Delhi is the first state to withdraw its approval for retail store entry by FDI, as they feel that such a move hurt small shop keepers of their livelihood. The previous government of Sheila Dikshit had given approvals to global giants like Tesco and Walmart. AAP government says it will not allow them to set shop in the city, even if they manage to get clearance from the Centre to do so.
In a lightening response, Anand Sharma, commerce and industry minister, made it clear that the Centre was not ready to accept any state jeopardising the decision, as this will be reflecting badly on the government, and foreign investors will lose confidence. In any case, the federal states have the option of having FDI retails in their State, and those who had committed to have retail FDI in their State cannot back out now.
It may be pointed out that the FDI in multi-brand retail was actually notified some 18 months ago in September 2012, and Andhra Pradesh, Haryana, Himachal Pradesh, Karnataka, Maharashtra, Manipur and Rajasthan, besides Delhi had agreed to allow retailers to open their stores. International operators, like Walmart and Tesco have been planning their entry accordingly. It is, therefore, unlike Indian culture to renege a commitment already made.
Moneylife, in the past, has carried detailed story on FDI and it has been pointed out that, in fact, multibrand retail will help to check rising food prices, because they will be establishing supply chains throughout the country; establish well constructed warehouses, cold storages and efficient transport system to ensure that goods are available at competitive prices. The farmer will get his dues on time while the blood-sucking legion of moneylenders will be eliminated, if not reduced.
Most of them will also help in giving farmers advice on various matters and may also eventually assist in supplying seeds, fertilisers and farm equipment and other services. They will also assist in quality control, packaging and undamaged delivery.

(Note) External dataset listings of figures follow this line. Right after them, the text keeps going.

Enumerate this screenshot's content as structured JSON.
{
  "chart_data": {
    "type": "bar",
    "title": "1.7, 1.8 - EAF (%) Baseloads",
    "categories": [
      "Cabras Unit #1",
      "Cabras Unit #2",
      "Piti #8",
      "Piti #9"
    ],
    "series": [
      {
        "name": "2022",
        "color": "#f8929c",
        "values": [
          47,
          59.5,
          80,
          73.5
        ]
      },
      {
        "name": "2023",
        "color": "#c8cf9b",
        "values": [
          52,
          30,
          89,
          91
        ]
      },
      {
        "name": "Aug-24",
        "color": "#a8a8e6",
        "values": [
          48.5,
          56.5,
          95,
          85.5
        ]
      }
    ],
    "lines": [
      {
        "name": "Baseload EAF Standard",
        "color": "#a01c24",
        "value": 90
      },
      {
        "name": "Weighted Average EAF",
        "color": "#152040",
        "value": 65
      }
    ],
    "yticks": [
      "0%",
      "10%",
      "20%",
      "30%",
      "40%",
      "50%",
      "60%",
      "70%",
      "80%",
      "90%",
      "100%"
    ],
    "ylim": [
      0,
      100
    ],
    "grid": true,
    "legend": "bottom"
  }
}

The general fear is that FDI retailers, will, in the long run, totally replace the corner Kirana shops that most people are accustomed to depend upon urgent day-to-day supplies. FDI retail generally tends to market those of the products in which they have "interest" while Kirana shop keepers will keep all sorts of products that a household needs on a day-to-day basis, on "urgent" demands, and are generally, located in street corners at a short walking distance from the consumer's home. FDI retailers tend to have their own large outlets, mostly located at motorable distances and are actually designed to attract the middle class and rich. In any case, even this so-called middle-class regularly depend upon street corner kirana shops, as much as they trust and buy from push-cart vendors who make door-to-door sale.

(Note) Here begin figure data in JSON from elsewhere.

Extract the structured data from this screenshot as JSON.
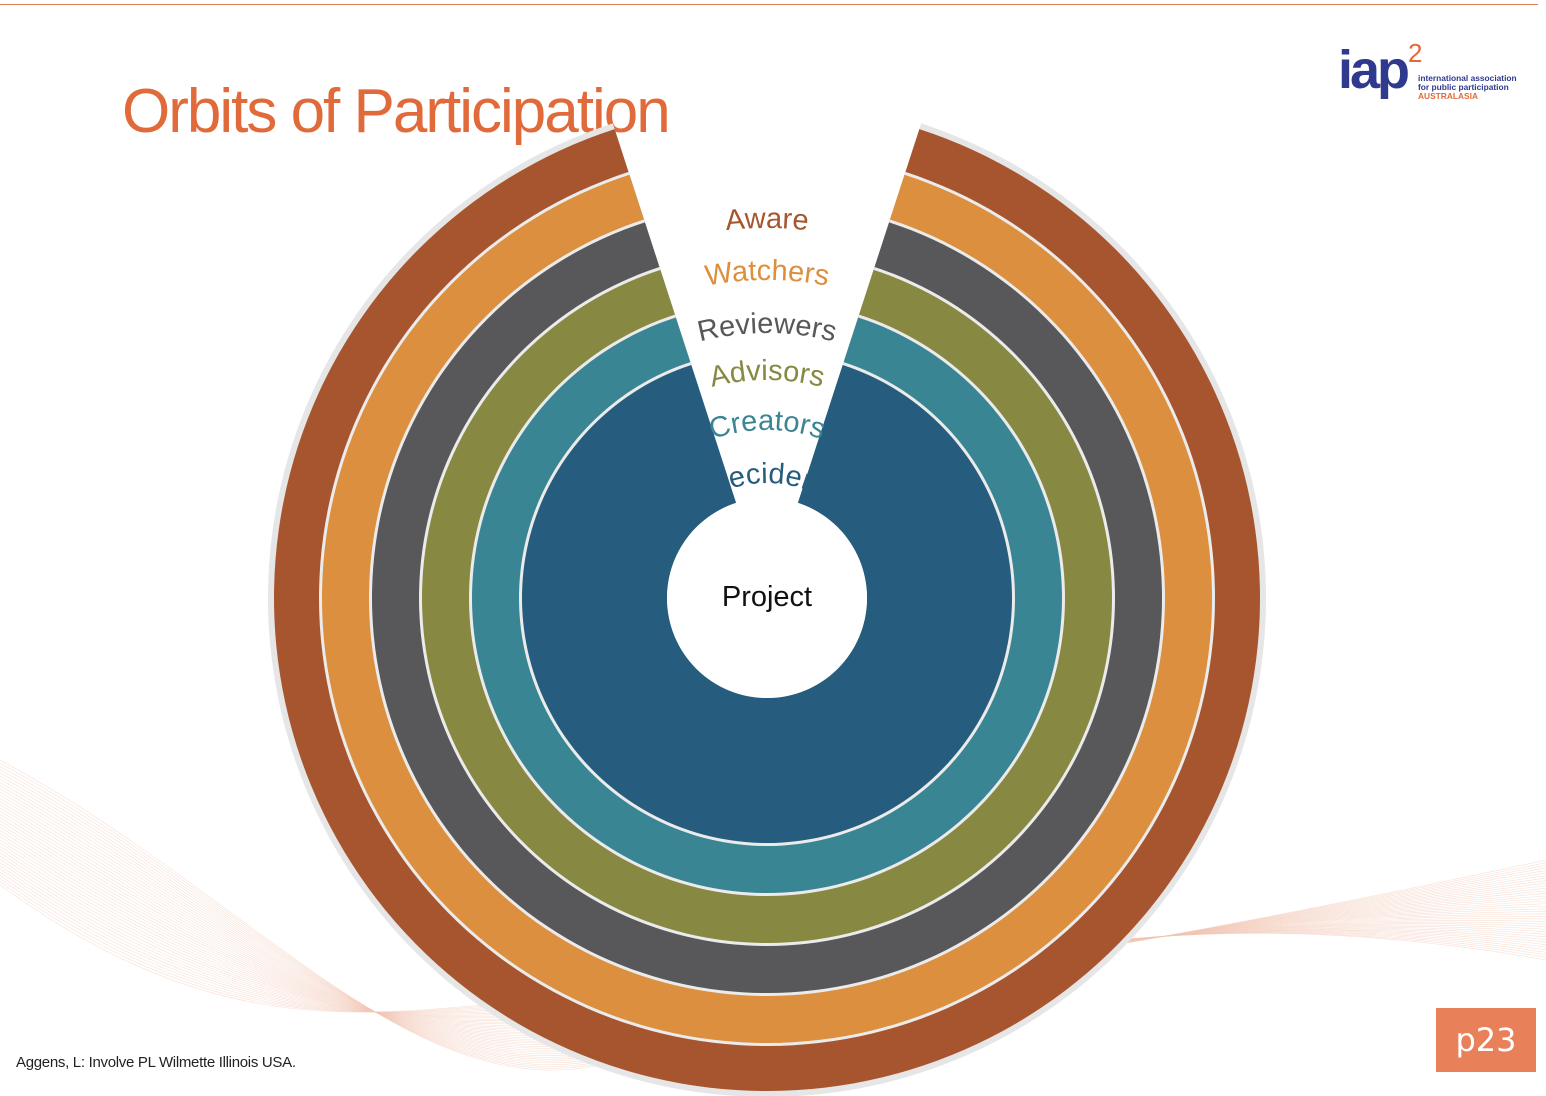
{
  "slide": {
    "title": "Orbits of Participation",
    "citation": "Aggens, L: Involve PL Wilmette Illinois USA.",
    "page_label": "p23"
  },
  "logo": {
    "mark": "iap",
    "superscript": "2",
    "line1": "international association",
    "line2": "for public participation",
    "region": "AUSTRALASIA"
  },
  "orbits": {
    "center_label": "Project",
    "rings": [
      {
        "label": "Deciders",
        "color": "#265c7d"
      },
      {
        "label": "Creators",
        "color": "#3a8594"
      },
      {
        "label": "Advisors",
        "color": "#878842"
      },
      {
        "label": "Reviewers",
        "color": "#58585a"
      },
      {
        "label": "Watchers",
        "color": "#dc8f3e"
      },
      {
        "label": "Aware",
        "color": "#a7552f"
      }
    ]
  },
  "colors": {
    "title": "#e06a3a",
    "accent": "#e8805a",
    "logo_blue": "#2f3a8f"
  }
}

Lastly, most FDI retailers, not owning their own sprawling sales complexes, tend to take selling space in Malls. But this mall culture, which is predominantly a process of ‘Westernising’, is slowing down in many parts of the country and in many cities, a great number of them have shut down for lack of profits and footfalls.

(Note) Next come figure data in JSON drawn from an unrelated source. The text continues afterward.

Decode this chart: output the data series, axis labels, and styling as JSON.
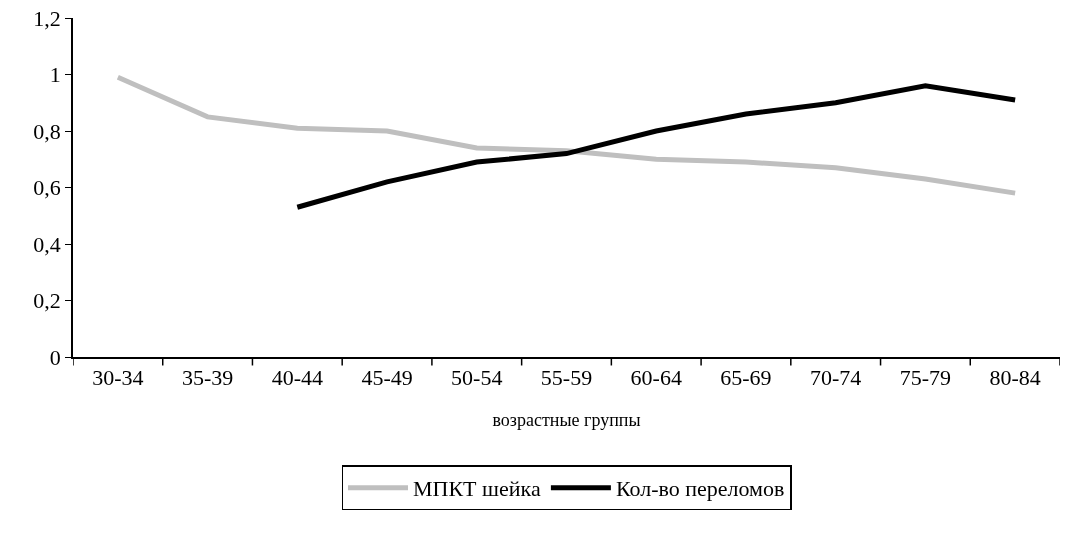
{
  "chart_data": {
    "type": "line",
    "xlabel": "возрастные группы",
    "categories": [
      "30-34",
      "35-39",
      "40-44",
      "45-49",
      "50-54",
      "55-59",
      "60-64",
      "65-69",
      "70-74",
      "75-79",
      "80-84"
    ],
    "series": [
      {
        "name": "МПКТ шейка",
        "color": "#bfbfbf",
        "values": [
          0.99,
          0.85,
          0.81,
          0.8,
          0.74,
          0.73,
          0.7,
          0.69,
          0.67,
          0.63,
          0.58
        ]
      },
      {
        "name": "Кол-во переломов",
        "color": "#000000",
        "values": [
          null,
          null,
          0.53,
          0.62,
          0.69,
          0.72,
          0.8,
          0.86,
          0.9,
          0.96,
          0.91
        ]
      }
    ],
    "ylim": [
      0,
      1.2
    ],
    "yticks": [
      {
        "value": 0,
        "label": "0"
      },
      {
        "value": 0.2,
        "label": "0,2"
      },
      {
        "value": 0.4,
        "label": "0,4"
      },
      {
        "value": 0.6,
        "label": "0,6"
      },
      {
        "value": 0.8,
        "label": "0,8"
      },
      {
        "value": 1,
        "label": "1"
      },
      {
        "value": 1.2,
        "label": "1,2"
      }
    ],
    "grid": false,
    "legend": "bottom",
    "marker": "none",
    "line_style": "solid"
  }
}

FDI in retail has come to stay in India, and there is no fear that such a move will hurt small shop keepers or take away employment of 10 million or more. In fact, such trained workers from kirana shops will find employment in FDI retail at more beneficial returns in terms of wages, work-timing, medical insurance and other related facilities.
(AK Ramdas has worked with the Engineering Export Promotion Council of the ministry of commerce. He was also associated with various committees of the Council. His international career took him to places like Beirut, Kuwait and Dubai at a time when these were small trading outposts; and later to the US.)